Humanity traveled to the moon expecting to find a New Frontier for renewed geobiophysical expansion through new technological innovation and ever-larger economies of scale.
When we got there, all we found was rocks.
And this New Reality: we have the earth, and it is well and truly ours; also, it is what we have.
Will it be enough?

We are still struggling with this new reality of being human on a planetary scale, and within planetary limits.
Some refuse to accept those limits, choosing instead to believe that our future lies in Space, colonizing and terraforming Mars and then hopscotching our way from new planet to new planet expanding out into the infinite vastness of an infinitely expanding Universe.
Most just don’t think about it, choosing instead to believe that we can just reduce Progress to Growth, as the simple, numerical increase in transaction volumes measured in prices paid in money, from one period of measurement to the next.

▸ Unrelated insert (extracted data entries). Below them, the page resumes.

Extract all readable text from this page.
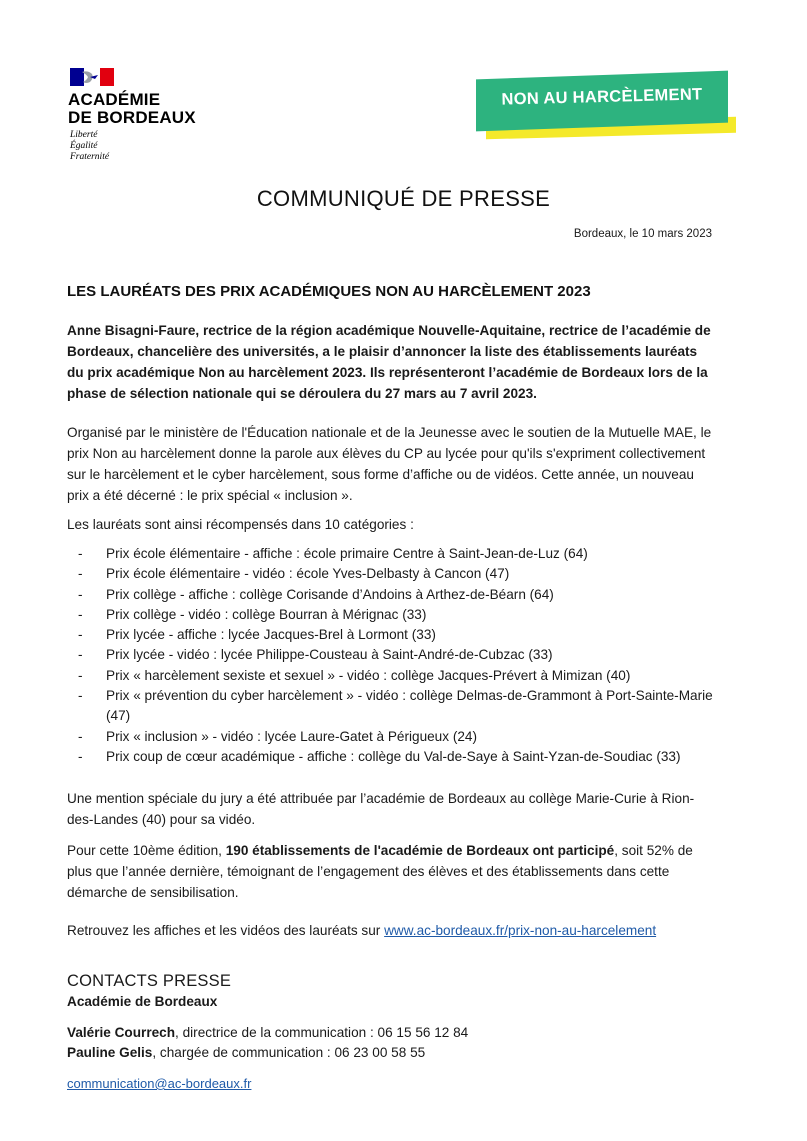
ACADÉMIE
DE BORDEAUX
Liberté
Égalité
Fraternité
NON AU HARCÈLEMENT
COMMUNIQUÉ DE PRESSE
Bordeaux, le 10 mars 2023
LES LAURÉATS DES PRIX ACADÉMIQUES NON AU HARCÈLEMENT 2023

Anne Bisagni-Faure, rectrice de la région académique Nouvelle-Aquitaine, rectrice de l’académie de Bordeaux, chancelière des universités, a le plaisir d’annoncer la liste des établissements lauréats du prix académique Non au harcèlement 2023. Ils représenteront l’académie de Bordeaux lors de la phase de sélection nationale qui se déroulera du 27 mars au 7 avril 2023.

Organisé par le ministère de l'Éducation nationale et de la Jeunesse avec le soutien de la Mutuelle MAE, le prix Non au harcèlement donne la parole aux élèves du CP au lycée pour qu'ils s'expriment collectivement sur le harcèlement et le cyber harcèlement, sous forme d’affiche ou de vidéos. Cette année, un nouveau prix a été décerné : le prix spécial « inclusion ».

Les lauréats sont ainsi récompensés dans 10 catégories :

- Prix école élémentaire - affiche : école primaire Centre à Saint-Jean-de-Luz (64)
- Prix école élémentaire - vidéo : école Yves-Delbasty à Cancon (47)
- Prix collège - affiche : collège Corisande d’Andoins à Arthez-de-Béarn (64)
- Prix collège - vidéo : collège Bourran à Mérignac (33)
- Prix lycée - affiche : lycée Jacques-Brel à Lormont (33)
- Prix lycée - vidéo : lycée Philippe-Cousteau à Saint-André-de-Cubzac (33)
- Prix « harcèlement sexiste et sexuel » - vidéo : collège Jacques-Prévert à Mimizan (40)
- Prix « prévention du cyber harcèlement » - vidéo : collège Delmas-de-Grammont à Port-Sainte-Marie (47)
- Prix « inclusion » - vidéo : lycée Laure-Gatet à Périgueux (24)
- Prix coup de cœur académique - affiche : collège du Val-de-Saye à Saint-Yzan-de-Soudiac (33)

Une mention spéciale du jury a été attribuée par l’académie de Bordeaux au collège Marie-Curie à Rion-des-Landes (40) pour sa vidéo.

Pour cette 10ème édition, 190 établissements de l'académie de Bordeaux ont participé, soit 52% de plus que l’année dernière, témoignant de l’engagement des élèves et des établissements dans cette démarche de sensibilisation.

Retrouvez les affiches et les vidéos des lauréats sur www.ac-bordeaux.fr/prix-non-au-harcelement

CONTACTS PRESSE
Académie de Bordeaux
Valérie Courrech, directrice de la communication : 06 15 56 12 84
Pauline Gelis, chargée de communication : 06 23 00 58 55
communication@ac-bordeaux.fr
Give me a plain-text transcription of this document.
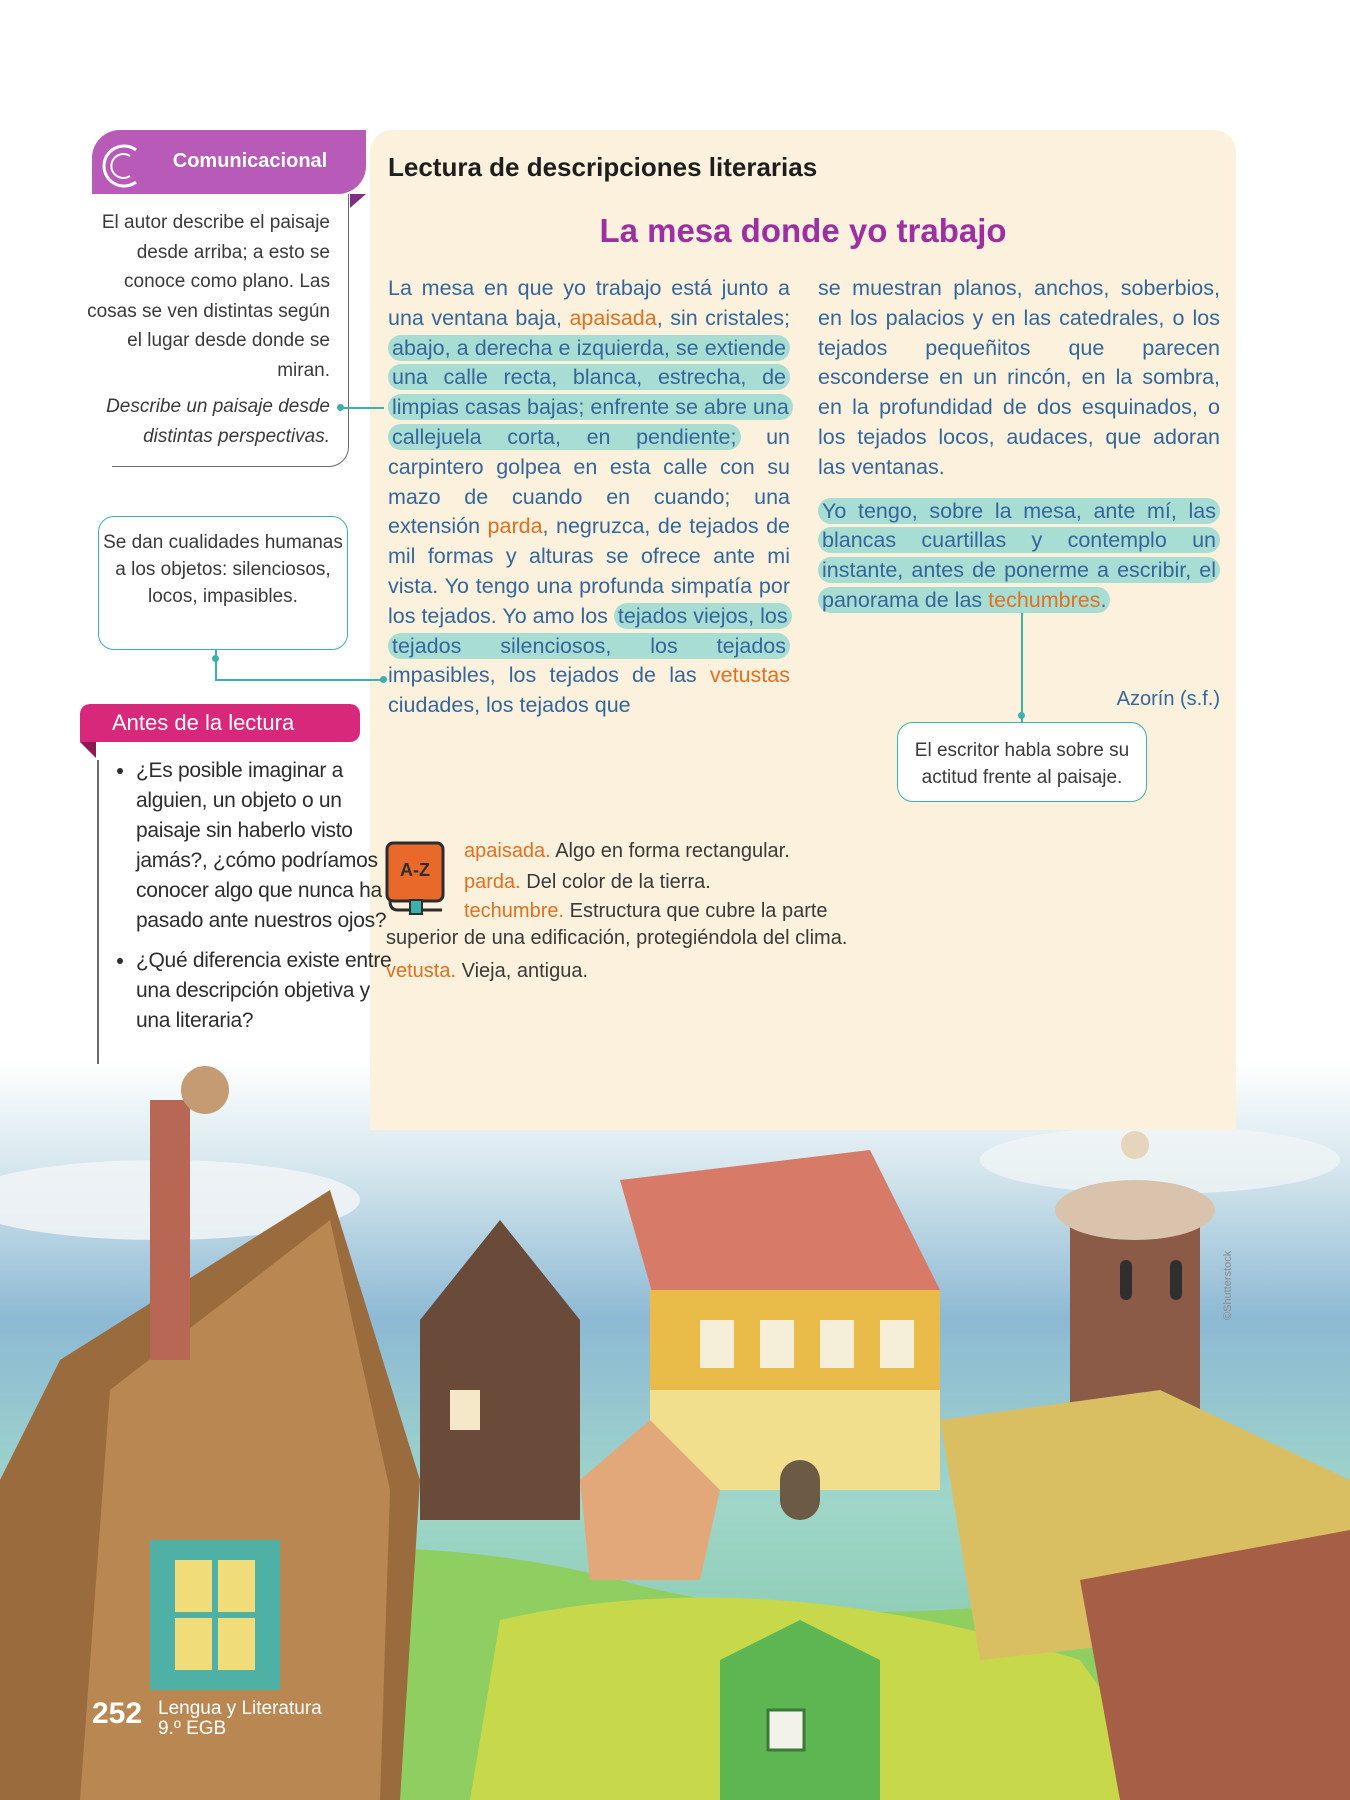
Comunicacional
El autor describe el paisaje desde arriba; a esto se conoce como plano. Las cosas se ven distintas según el lugar desde donde se miran.
Describe un paisaje desde distintas perspectivas.
Se dan cualidades humanas a los objetos: silenciosos, locos, impasibles.
El escritor habla sobre su actitud frente al paisaje.
Antes de la lectura
• ¿Es posible imaginar a alguien, un objeto o un paisaje sin haberlo visto jamás?, ¿cómo podríamos conocer algo que nunca ha pasado ante nuestros ojos?
• ¿Qué diferencia existe entre una descripción objetiva y una literaria?
Lectura de descripciones literarias
La mesa donde yo trabajo
La mesa en que yo trabajo está junto a una ventana baja, apaisada, sin cristales; abajo, a derecha e izquierda, se extiende una calle recta, blanca, estrecha, de limpias casas bajas; enfrente se abre una callejuela corta, en pendiente; un carpintero golpea en esta calle con su mazo de cuando en cuando; una extensión parda, negruzca, de tejados de mil formas y alturas se ofrece ante mi vista. Yo tengo una profunda simpatía por los tejados. Yo amo los tejados viejos, los tejados silenciosos, los tejados impasibles, los tejados de las vetustas ciudades, los tejados que
se muestran planos, anchos, soberbios, en los palacios y en las catedrales, o los tejados pequeñitos que parecen esconderse en un rincón, en la sombra, en la profundidad de dos esquinados, o los tejados locos, audaces, que adoran las ventanas.
Yo tengo, sobre la mesa, ante mí, las blancas cuartillas y contemplo un instante, antes de ponerme a escribir, el panorama de las techumbres.
Azorín (s.f.)
A-Z
apaisada. Algo en forma rectangular.
parda. Del color de la tierra.
techumbre. Estructura que cubre la parte superior de una edificación, protegiéndola del clima.
vetusta. Vieja, antigua.
252 Lengua y Literatura
9.º EGB
©Shutterstock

But there is only one place in all of our human experience where this reduction of physical quality of life to numerical quantities of money holds true.
And that is the capital markets.
These markets are a place of prices, where everything is reduced to numbers, and these numbers must grow for the markets to deliver liquidity to market participants – buyers will buy, so that sellers can sell – that market participants require of the markets as the sine quo non of their participation: without growth, there is no liquidity in the markets; without liquidity, there are no participants in the markets; without participants, there are no markets, and no possibilities for market professionals to make money making markets.

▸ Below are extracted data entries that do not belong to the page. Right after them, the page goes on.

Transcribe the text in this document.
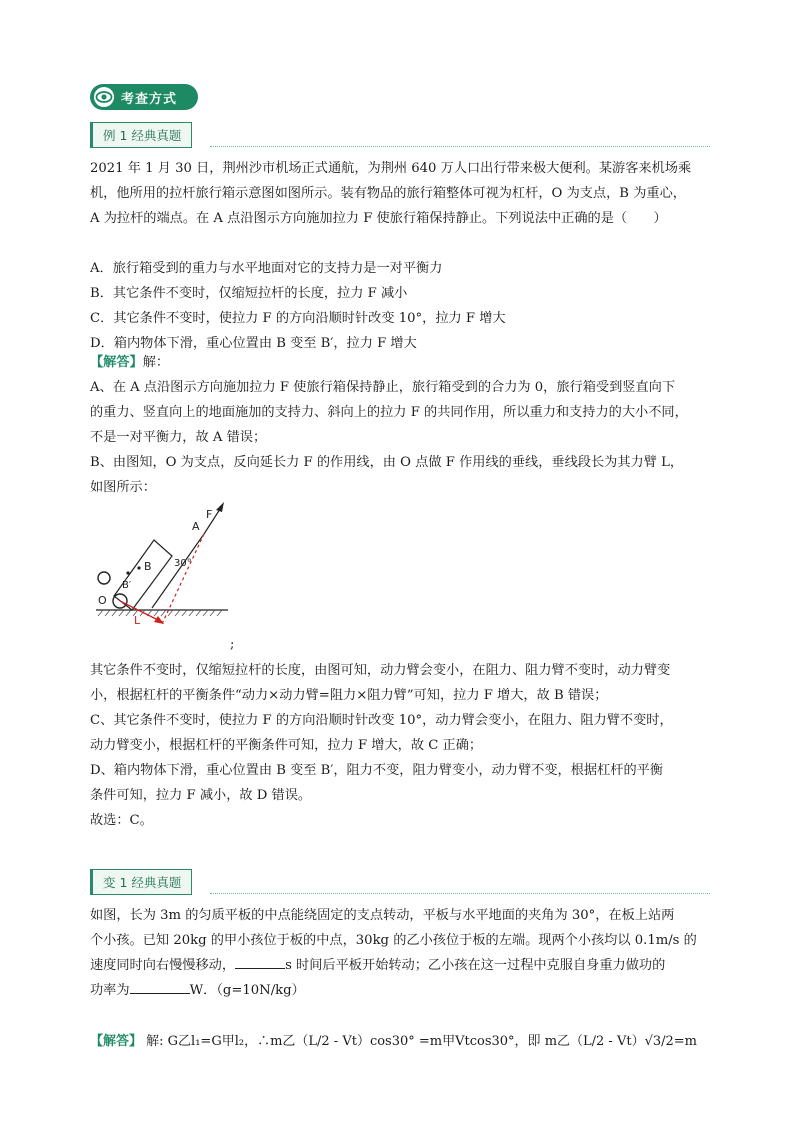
考查方式
例 1 经典真题
2021 年 1 月 30 日，荆州沙市机场正式通航，为荆州 640 万人口出行带来极大便利。某游客来机场乘
机，他所用的拉杆旅行箱示意图如图所示。装有物品的旅行箱整体可视为杠杆，O 为支点，B 为重心，
A 为拉杆的端点。在 A 点沿图示方向施加拉力 F 使旅行箱保持静止。下列说法中正确的是（　　）
A．旅行箱受到的重力与水平地面对它的支持力是一对平衡力
B．其它条件不变时，仅缩短拉杆的长度，拉力 F 减小
C．其它条件不变时，使拉力 F 的方向沿顺时针改变 10°，拉力 F 增大
D．箱内物体下滑，重心位置由 B 变至 B′，拉力 F 增大
【解答】解：
A、在 A 点沿图示方向施加拉力 F 使旅行箱保持静止，旅行箱受到的合力为 0，旅行箱受到竖直向下
的重力、竖直向上的地面施加的支持力、斜向上的拉力 F 的共同作用，所以重力和支持力的大小不同，
不是一对平衡力，故 A 错误；
B、由图知，O 为支点，反向延长力 F 的作用线，由 O 点做 F 作用线的垂线，垂线段长为其力臂 L，
如图所示：
F
A
30°
B
B′
O
L
;
其它条件不变时，仅缩短拉杆的长度，由图可知，动力臂会变小，在阻力、阻力臂不变时，动力臂变
小，根据杠杆的平衡条件“动力×动力臂=阻力×阻力臂”可知，拉力 F 增大，故 B 错误；
C、其它条件不变时，使拉力 F 的方向沿顺时针改变 10°，动力臂会变小，在阻力、阻力臂不变时，
动力臂变小，根据杠杆的平衡条件可知，拉力 F 增大，故 C 正确；
D、箱内物体下滑，重心位置由 B 变至 B′，阻力不变，阻力臂变小，动力臂不变，根据杠杆的平衡
条件可知，拉力 F 减小，故 D 错误。
故选：C。
变 1 经典真题
如图，长为 3m 的匀质平板的中点能绕固定的支点转动，平板与水平地面的夹角为 30°，在板上站两
个小孩。已知 20kg 的甲小孩位于板的中点，30kg 的乙小孩位于板的左端。现两个小孩均以 0.1m/s 的
速度同时向右慢慢移动，	s 时间后平板开始转动；乙小孩在这一过程中克服自身重力做功的
功率为	W．（g=10N/kg）
【解答】 解: G乙l₁=G甲l₂，∴m乙（L/2 - Vt）cos30° =m甲Vtcos30°，即 m乙（L/2 - Vt）√3/2=m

This functional truth about the capital markets became the kernel of truth at the core of a whole lot of nonsense that became the new social narrative of Growth, as a special pleading for the special interests of capital markets professionals in making the capital markets the engine of our prosperity, and the new driver of our new human history.
This brings us to where we are today, heirs in these opening decades of the 21st Century, to a social narrative passed onto us from the closing decades of the 20th Century, that is incomplete, obsolete, fundamentally flaws and failing to deliver choices, and the ability to chose, within our truly planetary population that are right for our times, and fit to the circumstances in which we are now living.

The problem is money.
And the primacy of the capital markets at the core of a Myth of Growth, built upon the axiomatic assertion of the false equivalency of more (for them) = better (for all).
The solution is also money.
And a new social narrative of being human in society, through economy, using money on a planetary scale in the 21st Century, that rejects the false equivalency of more = better, and the primacy of the capital markets with their insatiable appetite for growth, with a new story about the existential connections between quantities of money and quality of life that need to be balanced for social cohesion ongoing into a dignified future.